China has thrown down the gauntlet in an escalating trade war over the global steel glut, imposing punitive tariffs of 46pc on hi-tech steel produced in Britain and the rest of the European Union.
The astonishing move came as the Prime Minister, David Cameron, confronted the Chinese leader Xi Jinping at a meeting in Washington, pleading for action to slow the flood of Chinese steel exports reaching Europe.
The imminent demise of the Port Talbot steelworks and Tata’s wider steel operations in Britain has mushroomed within days into a full-blown national drama, calling into question the Government’s whole approach to China.
The Chinese ministry of commerce said in a terse statement that it was slapping anti-dumping tariffs of 14.4pc to 46.3pc on companies from the EU, South Korea, and Japan, claiming that China had suffered “substantial damage” from trade abuses.
In a macabre twist, the measures target the Tata plant in Port Talbot, which produces the specialist flat-rolled electrical steel used in transformers. A tiny amount is exported to China.
“If this is not a trade war, I don’t know what is,” said Gareth Stace, director of UK Steel. “We’re literally drowning in a flood of Chinese imports globally. We’re certainly not seeing a flood of European steel into China.”
China’s share of global steel output has risen from 10pc to 50pc over the last twelve years, with the single province of Hebei now producing twenty times as much as Britain. China’s excess capacity 400m tonnes, double the size of the entire EU steel industry.
The country can no longer absorb its own supply as the construction boom fades and the catch-up phase of breakneck industrial growth hits the limit. A record 112m tonnes was exported last year but Chinese producers are also suffering huge losses.
Anshan Iron and Steel Group announced today that it had lost $7bn over the last year and warned that the steel industry faces an “Ice Age that will force a brutal consolidation”.
The US Trade Representative accused China of systematic trade abuse and illicit subsidies for its steel industry in a blistering report released today.
“China’s trade policies and practices in several specific areas cause particular concern for the United States. Chinese government actions and financial support in manufacturing industries like steel and aluminium have contributed to massive excess capacity in China,” it said.
The US trade report said China’s steel capacity has continued to grow “exponentially” to 1.4bn tonnes – even higher than previously feared – despite weakening global demand. This now dwarfs the rest of the world’s combined output and is profoundly distorting the global steel market.
It said China has no natural advantages in raw materials or energy costs to justify this, and claimed that it is the result of export subsidies, cheap credit, and an opaque regime of state support.
“These practices have caused tremendous disruption, uncertainty, and unfairness in the global markets.

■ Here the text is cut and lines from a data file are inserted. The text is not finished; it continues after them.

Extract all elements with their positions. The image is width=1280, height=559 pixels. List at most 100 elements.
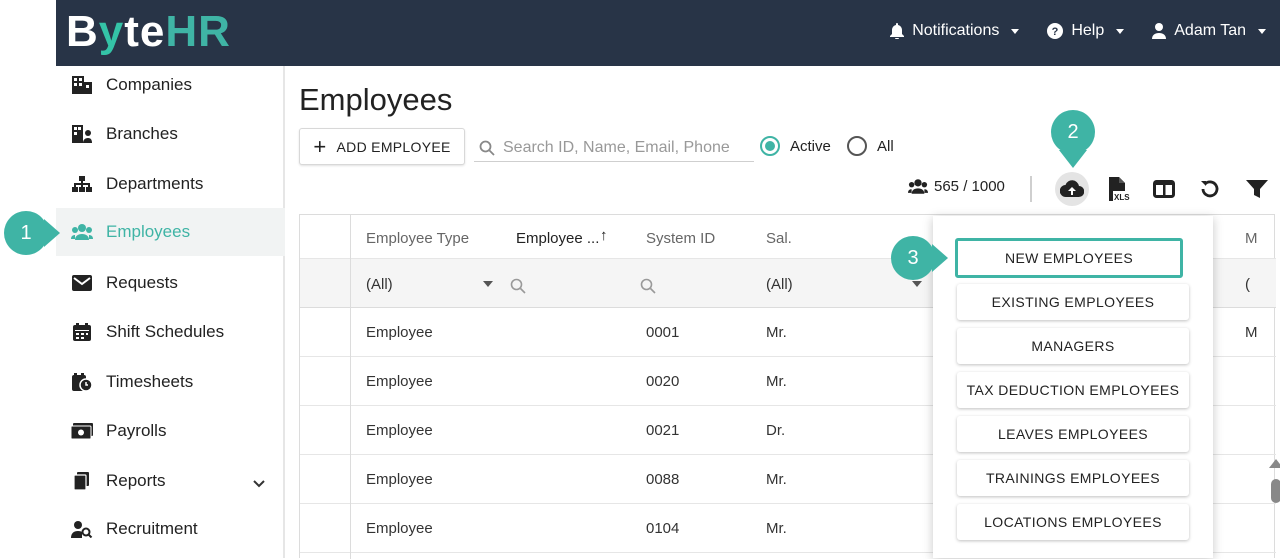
sidebar-item-label: Requests	[106, 273, 178, 292]
vertical-scrollbar[interactable]	[1266, 459, 1280, 519]
step-marker-3: 3	[891, 236, 935, 280]
column-header[interactable]: Sal.	[766, 230, 792, 247]
search-icon[interactable]	[640, 278, 656, 294]
search-box	[474, 134, 754, 162]
step-marker-arrow	[1059, 150, 1087, 168]
sidebar-item-label: Shift Schedules	[106, 322, 225, 341]
sidebar-item-branches[interactable]: Branches	[56, 110, 285, 158]
menu-item-existing-employees[interactable]: EXISTING EMPLOYEES	[957, 284, 1189, 320]
column-header[interactable]: Employee Type	[366, 230, 469, 247]
users-icon	[908, 179, 928, 194]
radio-all-label: All	[877, 137, 894, 155]
grid-column-divider	[350, 215, 351, 559]
filter-icon	[1246, 180, 1268, 198]
table-cell: Mr.	[766, 324, 787, 341]
filter-select[interactable]: (All)	[366, 276, 393, 293]
menu-item-leaves-employees[interactable]: LEAVES EMPLOYEES	[957, 416, 1189, 452]
import-menu: NEW EMPLOYEES EXISTING EMPLOYEES MANAGER…	[933, 216, 1213, 558]
columns-button[interactable]	[1147, 172, 1181, 206]
chevron-down-icon	[1258, 28, 1266, 34]
table-cell: Mr.	[766, 373, 787, 390]
table-cell: Employee	[366, 471, 433, 488]
sidebar-item-label: Reports	[106, 471, 166, 490]
sidebar-item-payrolls[interactable]: Payrolls	[56, 407, 285, 455]
plus-icon: +	[313, 133, 327, 159]
column-header[interactable]: System ID	[646, 230, 715, 247]
copy-icon	[70, 471, 94, 491]
sidebar-item-departments[interactable]: Departments	[56, 160, 285, 208]
filter-button[interactable]	[1240, 172, 1274, 206]
org-chart-icon	[70, 174, 94, 194]
column-header[interactable]: Employee ...	[516, 230, 599, 247]
step-marker-arrow	[44, 219, 60, 247]
top-bar: By te HR Notifications ? Help Adam Tan	[56, 0, 1280, 66]
sidebar-item-recruitment[interactable]: Recruitment	[56, 505, 285, 553]
import-button[interactable]	[1055, 172, 1089, 206]
filter-select[interactable]: (All)	[766, 276, 793, 293]
sidebar-item-label: Payrolls	[106, 421, 167, 440]
bytehr-logo[interactable]: By te HR	[66, 7, 231, 56]
user-icon	[1152, 23, 1167, 39]
scrollbar-thumb[interactable]	[1271, 479, 1280, 503]
sidebar-item-shift-schedules[interactable]: Shift Schedules	[56, 308, 285, 356]
sort-ascending-icon: ↑	[600, 227, 608, 244]
building-icon	[70, 75, 94, 95]
table-cell: Employee	[366, 520, 433, 537]
export-xls-button[interactable]: XLS	[1103, 172, 1137, 206]
sidebar-item-reports[interactable]: Reports	[56, 457, 285, 505]
scroll-up-arrow-icon[interactable]	[1269, 459, 1280, 469]
chevron-down-icon[interactable]	[912, 281, 922, 287]
radio-active[interactable]: Active	[760, 136, 831, 156]
step-marker-2: 2	[1051, 110, 1095, 154]
column-header[interactable]: M	[1245, 230, 1258, 247]
employee-count: 565 / 1000	[908, 178, 1005, 195]
table-cell: 0001	[646, 324, 680, 341]
chevron-down-icon	[1116, 28, 1125, 34]
chevron-down-icon	[1011, 28, 1020, 34]
step-marker-arrow	[932, 244, 948, 272]
table-cell: Employee	[366, 422, 433, 439]
sidebar-item-label: Companies	[106, 75, 192, 94]
add-employee-button[interactable]: + ADD EMPLOYEE	[299, 128, 465, 165]
menu-item-managers[interactable]: MANAGERS	[957, 328, 1189, 364]
search-icon	[479, 140, 495, 156]
sidebar-item-requests[interactable]: Requests	[56, 259, 285, 307]
table-cell: Employee	[366, 373, 433, 390]
svg-text:?: ?	[1052, 26, 1059, 38]
add-employee-label: ADD EMPLOYEE	[336, 138, 451, 155]
table-cell: 0021	[646, 422, 680, 439]
search-input[interactable]	[503, 138, 743, 157]
bell-icon	[890, 23, 905, 39]
sidebar-item-companies[interactable]: Companies	[56, 61, 285, 109]
question-circle-icon: ?	[1047, 23, 1064, 39]
svg-text:XLS: XLS	[1114, 193, 1130, 201]
menu-item-tax-deduction-employees[interactable]: TAX DEDUCTION EMPLOYEES	[957, 372, 1189, 408]
cloud-upload-icon	[1060, 180, 1084, 198]
help-menu[interactable]: ? Help	[1047, 22, 1125, 40]
reset-button[interactable]	[1193, 172, 1227, 206]
chevron-down-icon[interactable]	[483, 281, 493, 287]
menu-item-trainings-employees[interactable]: TRAININGS EMPLOYEES	[957, 460, 1189, 496]
filter-select[interactable]: (	[1245, 276, 1250, 293]
table-cell: Dr.	[766, 422, 786, 439]
menu-item-locations-employees[interactable]: LOCATIONS EMPLOYEES	[957, 504, 1189, 540]
search-icon[interactable]	[510, 278, 526, 294]
sidebar-item-timesheets[interactable]: Timesheets	[56, 358, 285, 406]
radio-all[interactable]: All	[847, 136, 894, 156]
radio-button-unchecked[interactable]	[847, 136, 867, 156]
page-title: Employees	[299, 82, 453, 117]
menu-item-new-employees[interactable]: NEW EMPLOYEES	[955, 238, 1183, 278]
table-cell: Mr.	[766, 520, 787, 537]
step-marker-1: 1	[4, 211, 48, 255]
chevron-down-icon	[253, 473, 265, 493]
sidebar-item-label: Timesheets	[106, 372, 194, 391]
radio-button-checked[interactable]	[760, 136, 780, 156]
sidebar-item-label: Employees	[106, 222, 191, 241]
notifications-menu[interactable]: Notifications	[890, 22, 1020, 40]
user-menu[interactable]: Adam Tan	[1152, 22, 1266, 40]
table-cell: Employee	[366, 324, 433, 341]
user-name: Adam Tan	[1174, 22, 1246, 39]
sidebar-item-employees[interactable]: Employees	[56, 208, 285, 256]
sidebar-item-label: Departments	[106, 174, 204, 193]
toolbar-divider	[1030, 176, 1032, 202]
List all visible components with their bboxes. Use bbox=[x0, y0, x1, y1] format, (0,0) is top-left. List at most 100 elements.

To date, however, China has not made any movement toward the adoption of international best practices,” it said.
It cited a long list of alleged violations, especially in “strategic emerging industries”, technology, intellectual property, and services, accusing Beijing of obstructing access its own markets.
The report is certain to be seized on by Republican presidential candidate Donald Trump, who has accused China of manipulating its currency and operating behind a “Great Wall of Protectionism”. His Trump Plan calls for punitive tariffs.
China has vowed to slash its steel capacity by 100-150 million tonnes over the next five years, mostly by shutting obsolescent and dirty micro-mills, but it is also still building fresh plants at a brisk pace.
UK Steel said Chinese exports are pouring into Europe as the market of last resort while the US shields its own market. Washington has imposed tariffs of 267pc on cold-rolled steel, compared to 13pc in the EU.
“We are dragging our feet. We must remove the sign above Europe, saying ‘please dump here, you’re welcome’,” said Mr Stace.
The UK government now finds itself in a delicate position. The European steel lobby Eurofer – backed by French and Italian ministers – has accused Britain of the being the “ringleader” of a blocking minority in the EU council that has in effect stopped Brussels taking a tougher line with China.
They allege that Downing Street has been currying favour in Beijing in order to save the nuclear power project at Hinkley Point and to win a share of China’s offshore trading for the City of London.
Mr Cameron said he was doing everything he can to save the British steel industry. “It’s a very difficult situation, and people who pretend there’s some simple easy answer in a world of massive overproduction and collapsing prices are not playing straight with you,” he said.